Business Services Industry
Fitch Rates Gerdau's US$500MM Bond due 2017 'BBB-'
Business Wire, May 8, 2008
NEW YORK -- Fitch Ratings has assigned a rating of 'BBB-' to the proposed bond of up to US$500 million due 2017 to be issued by GTL Trade Finance Inc. (GTL), a wholly-owned direct subsidiary of Gerdau S.A. (Gerdau). The bond will be guaranteed by Gerdau and its main Brazilian subsidiaries. Most of the proceeds of this new issuance will be used to partially repay a US$1 billion bridge loan taken on to fund the acquisition by Gerdau of the Quanex Corporation (Quanex) for approximately US$1.7 billion in cash.
Fitch has affirmed and removed the following ratings from Rating Watch Negative. The Rating Outlook is Stable.
-- Foreign currency Issuer Default Rating (IDR) at 'BBB-';
-- Local currency IDR at 'BBB-';
-- National scale rating at 'AA (bra)';
-- US$600 million 8.875% guaranteed perpetual notes at 'BBB-';
-- US$1 billion 7.25% guaranteed bonds due 2017 at 'BBB-'.
The affirmation of Gerdau's 'BBB-' ratings and the removal of the Negative Watch reflect the successful completion of a US$1.6 billion equity offering by Gerdau in April 2008. The company intends to use these proceeds to replenish cash balances and reduce debt. Debt levels became elevated in 2008 when the company purchased Quanex's Vehicular Products business, MACSTEEL, for US$1.7 billion in cash. This transaction followed the US$4.2 billion acquisition of the Chaparral Steel Company (Chaparral) by Gerdau's subsidiary, Ameristeel Corporation, in September 2007.

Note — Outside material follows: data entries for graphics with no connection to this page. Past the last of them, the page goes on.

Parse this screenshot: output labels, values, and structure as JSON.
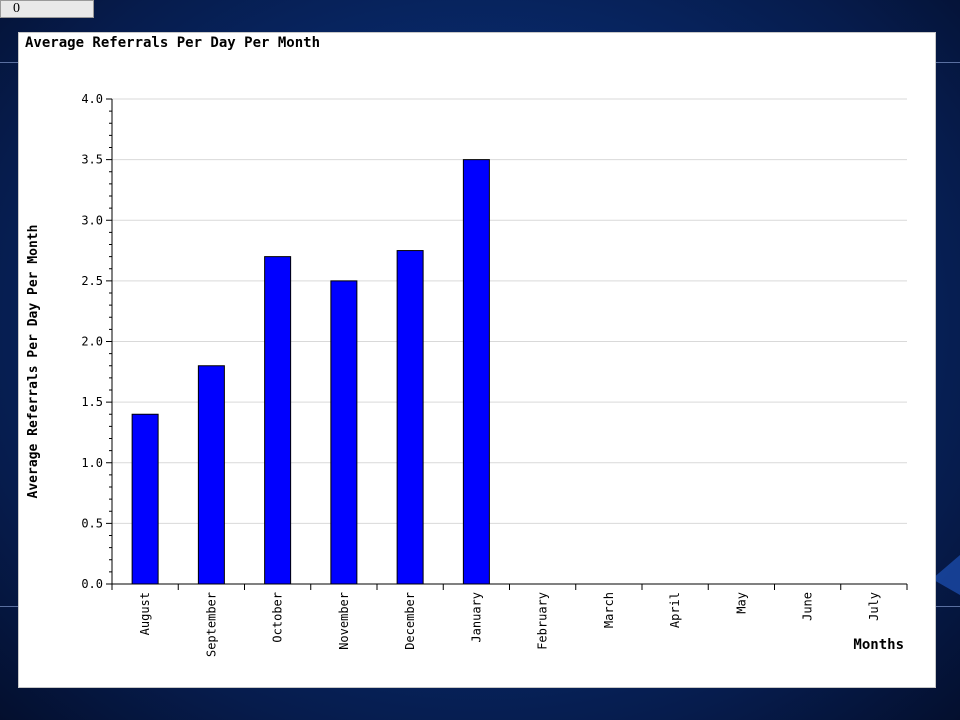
{
  "slide_counter": "0",
  "chart_data": {
    "type": "bar",
    "title": "Average Referrals Per Day Per Month",
    "xlabel": "Months",
    "ylabel": "Average Referrals Per Day Per Month",
    "categories": [
      "August",
      "September",
      "October",
      "November",
      "December",
      "January",
      "February",
      "March",
      "April",
      "May",
      "June",
      "July"
    ],
    "values": [
      1.4,
      1.8,
      2.7,
      2.5,
      2.75,
      3.5,
      null,
      null,
      null,
      null,
      null,
      null
    ],
    "yticks": [
      "0.0",
      "0.5",
      "1.0",
      "1.5",
      "2.0",
      "2.5",
      "3.0",
      "3.5",
      "4.0"
    ],
    "ylim": [
      0,
      4
    ],
    "grid": true,
    "bar_color": "#0000ff",
    "bar_outline": "#000000",
    "grid_color": "#d9d9d9"
  }
}
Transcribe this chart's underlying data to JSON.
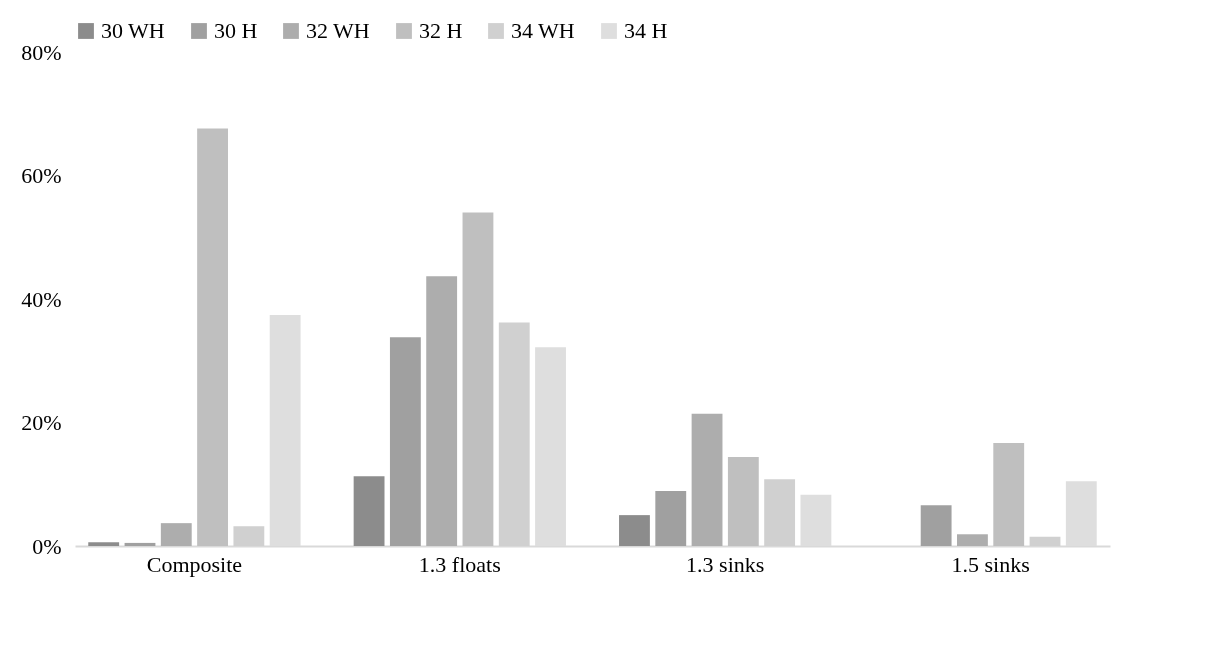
{
  "chart_data": {
    "type": "bar",
    "categories": [
      "Composite",
      "1.3 floats",
      "1.3 sinks",
      "1.5 sinks"
    ],
    "series": [
      {
        "name": "30 WH",
        "color": "#8c8c8c",
        "values": [
          0.6,
          11.3,
          5.0,
          0
        ]
      },
      {
        "name": "30 H",
        "color": "#a0a0a0",
        "values": [
          0.5,
          33.8,
          8.9,
          6.6
        ]
      },
      {
        "name": "32 WH",
        "color": "#adadad",
        "values": [
          3.7,
          43.7,
          21.4,
          1.9
        ]
      },
      {
        "name": "32 H",
        "color": "#bfbfbf",
        "values": [
          67.6,
          54.0,
          14.4,
          16.7
        ]
      },
      {
        "name": "34 WH",
        "color": "#d0d0d0",
        "values": [
          3.2,
          36.2,
          10.8,
          1.5
        ]
      },
      {
        "name": "34 H",
        "color": "#dedede",
        "values": [
          37.4,
          32.2,
          8.3,
          10.5
        ]
      }
    ],
    "ylim": [
      0,
      80
    ],
    "yticks": [
      {
        "value": 0,
        "label": "0%"
      },
      {
        "value": 20,
        "label": "20%"
      },
      {
        "value": 40,
        "label": "40%"
      },
      {
        "value": 60,
        "label": "60%"
      },
      {
        "value": 80,
        "label": "80%"
      }
    ],
    "grid": false,
    "legend": "top"
  }
}
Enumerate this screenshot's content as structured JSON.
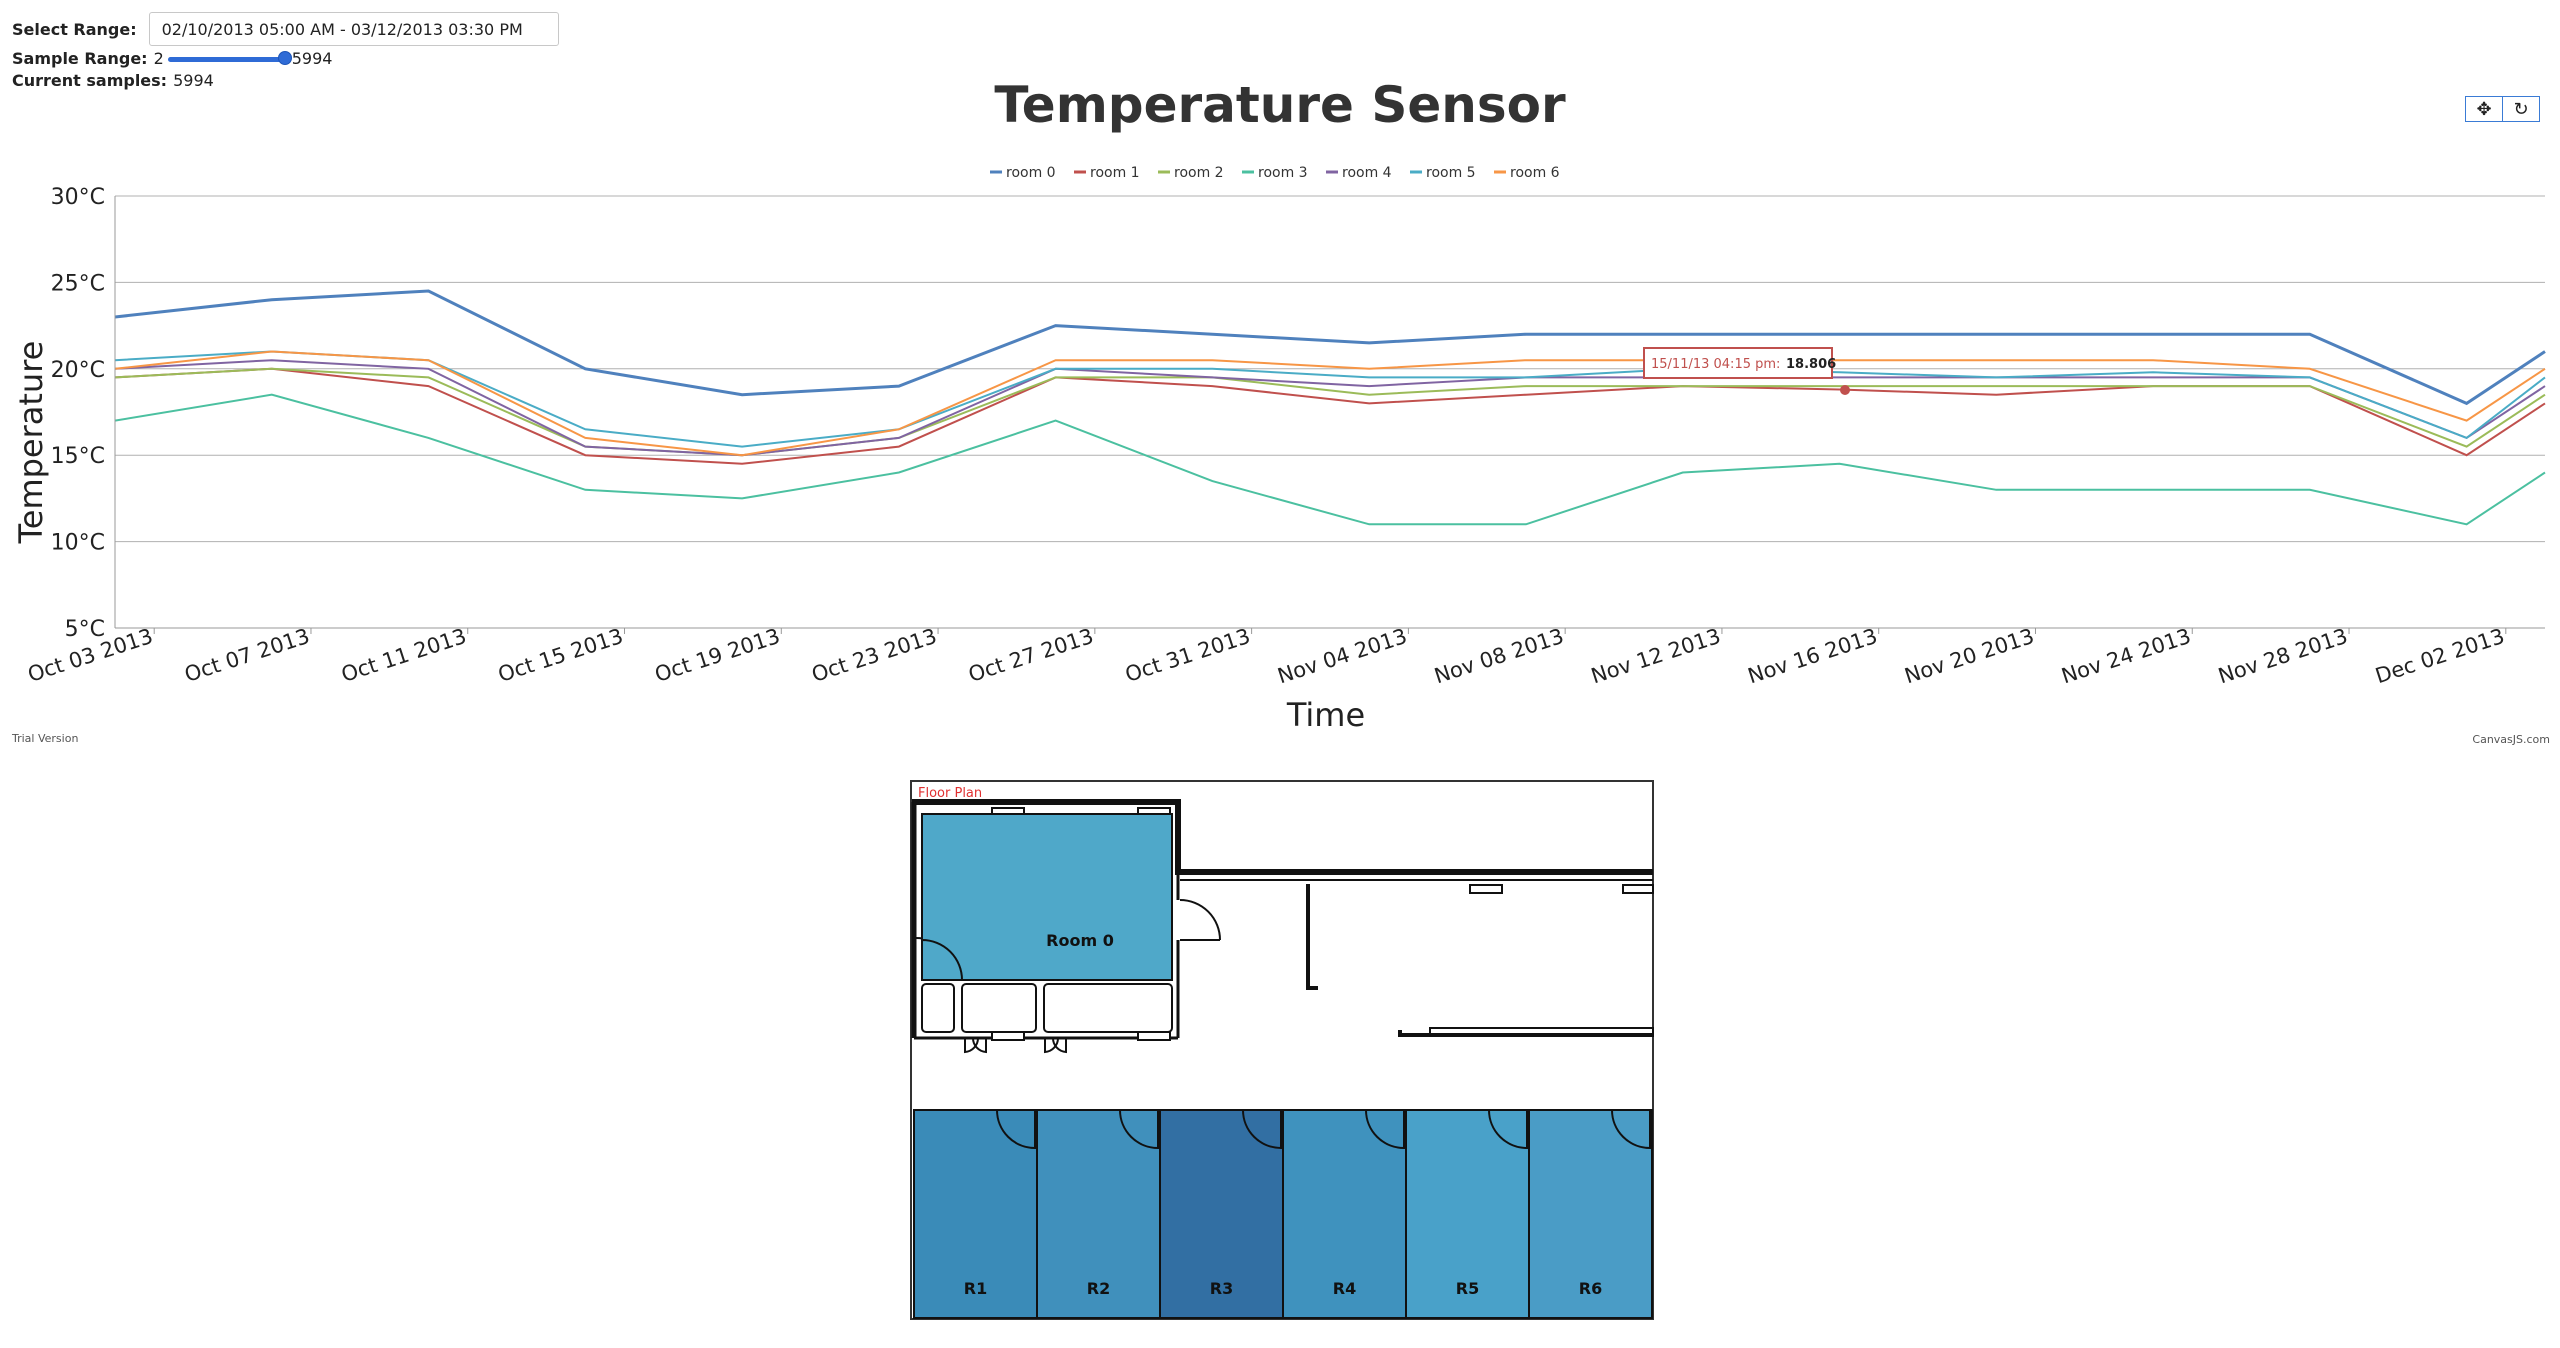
{
  "controls": {
    "select_range_label": "Select Range:",
    "select_range_value": "02/10/2013 05:00 AM - 03/12/2013 03:30 PM",
    "sample_range_label": "Sample Range:",
    "sample_min": "2",
    "sample_max": "5994",
    "current_samples_label": "Current samples:",
    "current_samples_value": "5994"
  },
  "toolbar": {
    "pan_icon": "pan-icon",
    "reset_icon": "reset-icon"
  },
  "footer": {
    "trial": "Trial Version",
    "credit": "CanvasJS.com"
  },
  "tooltip": {
    "time": "15/11/13 04:15 pm:",
    "value": "18.806"
  },
  "chart_data": {
    "type": "line",
    "title": "Temperature Sensor",
    "xlabel": "Time",
    "ylabel": "Temperature",
    "ylim": [
      5,
      30
    ],
    "y_ticks": [
      "5°C",
      "10°C",
      "15°C",
      "20°C",
      "25°C",
      "30°C"
    ],
    "x_ticks": [
      "Oct 03 2013",
      "Oct 07 2013",
      "Oct 11 2013",
      "Oct 15 2013",
      "Oct 19 2013",
      "Oct 23 2013",
      "Oct 27 2013",
      "Oct 31 2013",
      "Nov 04 2013",
      "Nov 08 2013",
      "Nov 12 2013",
      "Nov 16 2013",
      "Nov 20 2013",
      "Nov 24 2013",
      "Nov 28 2013",
      "Dec 02 2013"
    ],
    "x_range": [
      "2013-10-02",
      "2013-12-03"
    ],
    "grid": true,
    "legend_position": "top-center",
    "x": [
      "2013-10-02",
      "2013-10-06",
      "2013-10-10",
      "2013-10-14",
      "2013-10-18",
      "2013-10-22",
      "2013-10-26",
      "2013-10-30",
      "2013-11-03",
      "2013-11-07",
      "2013-11-11",
      "2013-11-15",
      "2013-11-19",
      "2013-11-23",
      "2013-11-27",
      "2013-12-01",
      "2013-12-03"
    ],
    "series": [
      {
        "name": "room 0",
        "color": "#4f81bd",
        "values": [
          23,
          24,
          24.5,
          20,
          18.5,
          19,
          22.5,
          22,
          21.5,
          22,
          22,
          22,
          22,
          22,
          22,
          18,
          21
        ]
      },
      {
        "name": "room 1",
        "color": "#c0504d",
        "values": [
          19.5,
          20,
          19,
          15,
          14.5,
          15.5,
          19.5,
          19,
          18,
          18.5,
          19,
          18.8,
          18.5,
          19,
          19,
          15,
          18
        ]
      },
      {
        "name": "room 2",
        "color": "#9bbb59",
        "values": [
          19.5,
          20,
          19.5,
          15.5,
          15,
          16,
          19.5,
          19.5,
          18.5,
          19,
          19,
          19,
          19,
          19,
          19,
          15.5,
          18.5
        ]
      },
      {
        "name": "room 3",
        "color": "#4bc0a0",
        "values": [
          17,
          18.5,
          16,
          13,
          12.5,
          14,
          17,
          13.5,
          11,
          11,
          14,
          14.5,
          13,
          13,
          13,
          11,
          14
        ]
      },
      {
        "name": "room 4",
        "color": "#8064a2",
        "values": [
          20,
          20.5,
          20,
          15.5,
          15,
          16,
          20,
          19.5,
          19,
          19.5,
          19.5,
          19.5,
          19.5,
          19.5,
          19.5,
          16,
          19
        ]
      },
      {
        "name": "room 5",
        "color": "#4aacc6",
        "values": [
          20.5,
          21,
          20.5,
          16.5,
          15.5,
          16.5,
          20,
          20,
          19.5,
          19.5,
          20,
          19.8,
          19.5,
          19.8,
          19.5,
          16,
          19.5
        ]
      },
      {
        "name": "room 6",
        "color": "#f79646",
        "values": [
          20,
          21,
          20.5,
          16,
          15,
          16.5,
          20.5,
          20.5,
          20,
          20.5,
          20.5,
          20.5,
          20.5,
          20.5,
          20,
          17,
          20
        ]
      }
    ]
  },
  "floor_plan": {
    "title": "Floor Plan",
    "room0_label": "Room 0",
    "rooms": [
      {
        "label": "R1",
        "color": "#3a8bb8"
      },
      {
        "label": "R2",
        "color": "#4090bc"
      },
      {
        "label": "R3",
        "color": "#326fa3"
      },
      {
        "label": "R4",
        "color": "#3f92be"
      },
      {
        "label": "R5",
        "color": "#49a1c9"
      },
      {
        "label": "R6",
        "color": "#4a9cc6"
      }
    ],
    "room0_color": "#4fa8c9"
  }
}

In 2007, Gerdau generated pro forma EBITDA (as if the acquisition of Chaparral had occurred at the beginning of the year) of approximately US$3.5 billion. At Dec. 31, 2007 Gerdau had total debt of about US$9 billion and cash and marketable securities of US$2.9 billion, resulting in a total debt to pro forma EBITDA ratio of about 2.6 times (x) and a net debt to pro forma EBITDA ratio of about 1.7x.
Fitch expects Gerdau to generate EBITDA between US$4.3 billion and US$4.8 billion in 2008 from the sale of 22 million tons of steel, an increase of approximately 30% due to the incorporation of acquired companies and the completion of expansion projects. The recent equity issuance should allow the company to return to close to 2.0x and 1.5x on a total debt and net debt basis, respectively, in 2008. Such credit metrics are in line with historical levels.
Headquartered in Porto Alegre, Brazil, Gerdau is a holding company for the group's steel production facilities in North and Latin America, Europe and Asia. The Gerdau companies operate mini-mill and integrated-steel facilities in 13 countries including Brazil, Argentina, Chile, Colombia, Dominican Republic, India, Mexico, Peru, Uruguay, Venezuela, the United States, Canada, and Spain and have a crude steel production capacity of 24.8 million tons in 2007. In 2007, Gerdau sold 17.2 million tons of steel, 41% of which was generated by Gerdau's operations in Brazil and 40% of which was generated by Gerdau's operations in North America. Gerdau owns 93% of its Brazilian operating companies, which consist primarily of Acominas, Acos Especiais, and Acos Longos and have a combined production capacity of about 11.4 million tons of crude steel. In North America, Gerdau owns 66.5% of Gerdau Ameristeel (Ameristeel), which ranks as the region's second-largest mini-mill steel producer with an annual manufacturing capacity of approximately 10.4 million tons of mill-finished steel products from a network of 19 mini-mills, including the 50%-owned Gallatin Steel joint-venture. Ameristeel owns 100% of Chaparral.
With crude steel capacity of 2.5 million tons, Chaparral is the second largest producer of structural steel products in North America and also manufactures specialty bar products. MACSTEEL, located in the United States, is a long specialty steel producer that manufactures value-added materials and components for the vehicular products markets and has an annual production capacity of 1.2 million tons of crude steel.
Note: Throughout this press release, the word 'tons' refers to metric tons.
Fitch's rating definitions and the terms of use of such ratings are available on the agency's public site, www.fitchratings.com. Published ratings, criteria and methodologies are available from this site, at all times. Fitch's code of conduct, confidentiality, conflicts of interest, affiliate firewall, compliance and other relevant policies and procedures are also available from the 'Code of Conduct' section of this site.